For decades, influenza has served as the study model for a large class of viruses that enter cells by a common mechanism: An envelope protein on the surface of these viruses must attach the virus to the cell membrane, and then fuse the virus and the cell. Fusion allows release of the virus contents into the cell, so it can take over the cell’s internal functions and replicate. Influenza’s envelope protein, HA, has long been a template for fusion mechanisms in other viruses.
“Envelope proteins have been described as old-fashioned mousetraps, set in a static, spring-loaded state, waiting to be triggered by interaction with a target cell,” said the study’s senior author James Munro, assistant professor of molecular biology and microbiology at the medical school. “Once triggered, they undergo a dramatic change in their three-dimensional structure, enabling fusion and entry into the target. However, despite some hints in previous research, this process hadn’t been directly observed, and it was widely thought that each protein molecule on the surface of the virus had only one chance to spring its trap.”
Using an advanced imaging technology—single-molecule Förster resonance energy transfer, or smFRET, which measures nanoscale distances within single molecules labeled with fluorescent dyes—and then performing significant computational analyses of the data, the Tufts researchers generated the first real-time visualization of the changing shape of individual HA molecules seeking cellular targets. To facilitate the experiments, the HA molecules were imaged while on the surface of an unrelated virus.
What the researchers discovered was a versatile and dynamic mousetrap that was far from the one-and-done model previously assumed. “The fact that this viral molecule can reconfigure itself, then reverse that configuration and rapidly repeat that sequence multiple times changes the way we think about virus entry,” Munro said.
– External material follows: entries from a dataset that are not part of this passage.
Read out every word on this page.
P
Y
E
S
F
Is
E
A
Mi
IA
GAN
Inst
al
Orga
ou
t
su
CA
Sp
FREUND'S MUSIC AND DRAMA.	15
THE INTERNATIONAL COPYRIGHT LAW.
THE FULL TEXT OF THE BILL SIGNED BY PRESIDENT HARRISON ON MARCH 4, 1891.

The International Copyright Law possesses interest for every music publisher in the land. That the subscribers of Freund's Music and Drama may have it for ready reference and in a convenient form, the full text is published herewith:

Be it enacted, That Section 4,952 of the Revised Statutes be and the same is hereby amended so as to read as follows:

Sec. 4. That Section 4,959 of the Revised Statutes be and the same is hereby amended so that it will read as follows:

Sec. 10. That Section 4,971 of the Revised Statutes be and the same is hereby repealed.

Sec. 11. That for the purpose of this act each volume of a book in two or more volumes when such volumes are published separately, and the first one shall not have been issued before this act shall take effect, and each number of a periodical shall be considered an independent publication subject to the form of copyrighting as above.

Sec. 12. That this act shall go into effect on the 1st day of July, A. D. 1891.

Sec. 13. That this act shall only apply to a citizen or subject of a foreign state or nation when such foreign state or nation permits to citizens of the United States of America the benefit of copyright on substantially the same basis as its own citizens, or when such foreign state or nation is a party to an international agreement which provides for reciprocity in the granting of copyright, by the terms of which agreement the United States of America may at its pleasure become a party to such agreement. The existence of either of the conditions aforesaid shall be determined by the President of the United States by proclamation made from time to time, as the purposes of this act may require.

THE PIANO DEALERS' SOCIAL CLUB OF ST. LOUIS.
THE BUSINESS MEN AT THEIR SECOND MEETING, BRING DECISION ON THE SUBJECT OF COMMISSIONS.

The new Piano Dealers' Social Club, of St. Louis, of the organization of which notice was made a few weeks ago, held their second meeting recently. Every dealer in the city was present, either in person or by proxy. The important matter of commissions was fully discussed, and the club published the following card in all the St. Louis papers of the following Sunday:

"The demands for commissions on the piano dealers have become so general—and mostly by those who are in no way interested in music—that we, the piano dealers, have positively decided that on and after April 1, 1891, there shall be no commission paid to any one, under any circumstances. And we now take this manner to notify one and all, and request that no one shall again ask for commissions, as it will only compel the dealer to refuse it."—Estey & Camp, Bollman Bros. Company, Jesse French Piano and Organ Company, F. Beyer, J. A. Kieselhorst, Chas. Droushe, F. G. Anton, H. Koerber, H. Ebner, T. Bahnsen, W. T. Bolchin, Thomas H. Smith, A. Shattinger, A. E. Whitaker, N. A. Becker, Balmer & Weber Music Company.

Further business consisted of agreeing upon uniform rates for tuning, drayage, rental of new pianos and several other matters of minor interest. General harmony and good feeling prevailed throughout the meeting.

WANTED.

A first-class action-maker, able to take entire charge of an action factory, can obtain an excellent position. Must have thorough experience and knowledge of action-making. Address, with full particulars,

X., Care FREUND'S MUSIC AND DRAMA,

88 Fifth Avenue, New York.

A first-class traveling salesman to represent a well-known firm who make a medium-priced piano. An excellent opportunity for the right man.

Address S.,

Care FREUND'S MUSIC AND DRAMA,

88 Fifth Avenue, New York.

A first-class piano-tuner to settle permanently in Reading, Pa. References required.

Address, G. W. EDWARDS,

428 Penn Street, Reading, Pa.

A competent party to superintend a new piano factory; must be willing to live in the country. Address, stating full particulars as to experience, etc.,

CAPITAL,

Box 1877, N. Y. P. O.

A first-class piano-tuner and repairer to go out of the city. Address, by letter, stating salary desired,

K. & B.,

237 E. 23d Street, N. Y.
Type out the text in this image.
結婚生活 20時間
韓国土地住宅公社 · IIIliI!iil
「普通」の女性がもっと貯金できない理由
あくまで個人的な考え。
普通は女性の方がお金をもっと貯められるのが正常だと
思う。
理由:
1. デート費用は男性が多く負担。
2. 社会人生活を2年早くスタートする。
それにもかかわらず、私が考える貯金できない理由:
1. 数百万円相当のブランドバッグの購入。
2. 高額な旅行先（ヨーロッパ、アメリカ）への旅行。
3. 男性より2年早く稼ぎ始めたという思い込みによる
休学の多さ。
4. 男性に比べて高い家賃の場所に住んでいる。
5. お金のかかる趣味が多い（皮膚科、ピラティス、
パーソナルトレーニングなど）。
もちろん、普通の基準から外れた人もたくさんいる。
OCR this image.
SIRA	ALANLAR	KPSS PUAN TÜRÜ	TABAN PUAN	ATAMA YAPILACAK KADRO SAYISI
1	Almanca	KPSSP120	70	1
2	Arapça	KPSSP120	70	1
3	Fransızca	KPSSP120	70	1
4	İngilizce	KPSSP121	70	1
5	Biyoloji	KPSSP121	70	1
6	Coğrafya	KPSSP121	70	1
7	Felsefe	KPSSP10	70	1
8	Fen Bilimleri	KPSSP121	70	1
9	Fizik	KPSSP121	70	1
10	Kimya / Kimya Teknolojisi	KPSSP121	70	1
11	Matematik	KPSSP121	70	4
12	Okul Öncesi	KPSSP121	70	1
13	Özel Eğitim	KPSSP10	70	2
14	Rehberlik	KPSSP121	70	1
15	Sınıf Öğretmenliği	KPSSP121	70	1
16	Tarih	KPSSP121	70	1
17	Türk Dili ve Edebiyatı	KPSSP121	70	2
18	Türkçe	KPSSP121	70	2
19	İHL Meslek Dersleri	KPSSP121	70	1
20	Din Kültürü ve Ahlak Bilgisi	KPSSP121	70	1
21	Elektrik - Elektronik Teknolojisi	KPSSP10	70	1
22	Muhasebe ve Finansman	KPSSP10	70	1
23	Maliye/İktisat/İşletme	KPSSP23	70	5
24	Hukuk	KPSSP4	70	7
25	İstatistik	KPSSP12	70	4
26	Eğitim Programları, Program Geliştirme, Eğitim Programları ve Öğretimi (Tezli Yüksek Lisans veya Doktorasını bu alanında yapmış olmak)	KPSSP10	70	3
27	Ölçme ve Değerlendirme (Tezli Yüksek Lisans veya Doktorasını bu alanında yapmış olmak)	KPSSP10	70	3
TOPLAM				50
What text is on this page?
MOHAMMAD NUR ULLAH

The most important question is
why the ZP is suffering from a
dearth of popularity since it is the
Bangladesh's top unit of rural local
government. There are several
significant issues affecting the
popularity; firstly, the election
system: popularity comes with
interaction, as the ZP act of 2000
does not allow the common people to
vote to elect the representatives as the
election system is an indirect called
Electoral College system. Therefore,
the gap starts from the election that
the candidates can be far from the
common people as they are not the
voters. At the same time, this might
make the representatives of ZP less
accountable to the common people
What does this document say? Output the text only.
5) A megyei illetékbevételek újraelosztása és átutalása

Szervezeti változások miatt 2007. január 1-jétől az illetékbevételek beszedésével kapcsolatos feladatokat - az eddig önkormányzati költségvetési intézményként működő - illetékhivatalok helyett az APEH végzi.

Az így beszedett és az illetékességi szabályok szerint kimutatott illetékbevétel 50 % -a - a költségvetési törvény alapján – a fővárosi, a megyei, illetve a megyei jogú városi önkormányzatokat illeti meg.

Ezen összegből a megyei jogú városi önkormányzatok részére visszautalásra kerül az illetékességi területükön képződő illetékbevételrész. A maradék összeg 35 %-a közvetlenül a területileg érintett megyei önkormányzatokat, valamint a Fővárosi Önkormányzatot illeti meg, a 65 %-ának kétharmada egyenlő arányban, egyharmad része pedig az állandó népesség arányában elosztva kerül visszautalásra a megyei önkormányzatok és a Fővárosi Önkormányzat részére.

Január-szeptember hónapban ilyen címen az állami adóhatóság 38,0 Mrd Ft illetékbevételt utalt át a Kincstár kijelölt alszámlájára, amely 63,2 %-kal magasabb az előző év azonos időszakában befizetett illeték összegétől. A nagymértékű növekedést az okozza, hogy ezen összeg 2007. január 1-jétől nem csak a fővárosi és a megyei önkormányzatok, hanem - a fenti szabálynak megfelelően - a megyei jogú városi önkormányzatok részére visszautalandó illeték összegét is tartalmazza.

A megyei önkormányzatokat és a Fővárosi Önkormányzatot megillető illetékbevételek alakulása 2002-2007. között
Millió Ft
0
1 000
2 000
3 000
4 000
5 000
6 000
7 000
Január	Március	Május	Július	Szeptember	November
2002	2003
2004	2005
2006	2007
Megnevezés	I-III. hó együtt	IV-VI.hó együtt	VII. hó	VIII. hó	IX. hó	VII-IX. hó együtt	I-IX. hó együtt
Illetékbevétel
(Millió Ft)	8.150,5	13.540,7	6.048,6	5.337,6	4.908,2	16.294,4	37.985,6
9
Reversibility may benefit the virus in several ways, including preventing early activation in the absence of an appropriate target, enabling virus molecules to increase efficiency by synchronizing their efforts, and confusing a cell’s protective antibodies, which must recognize the shape of a virus to defend against it.
Research is still needed to prove repeatability and reversibility of these protein dynamics in viruses other than flu, and Munro’s lab has done visualization experiments using inert, noninfectious Ebola particles. Munro has received a National Institutes of Health Director’s New Innovator Award to support use of single-molecule imaging to investigate how viruses such as Ebola enter host cells.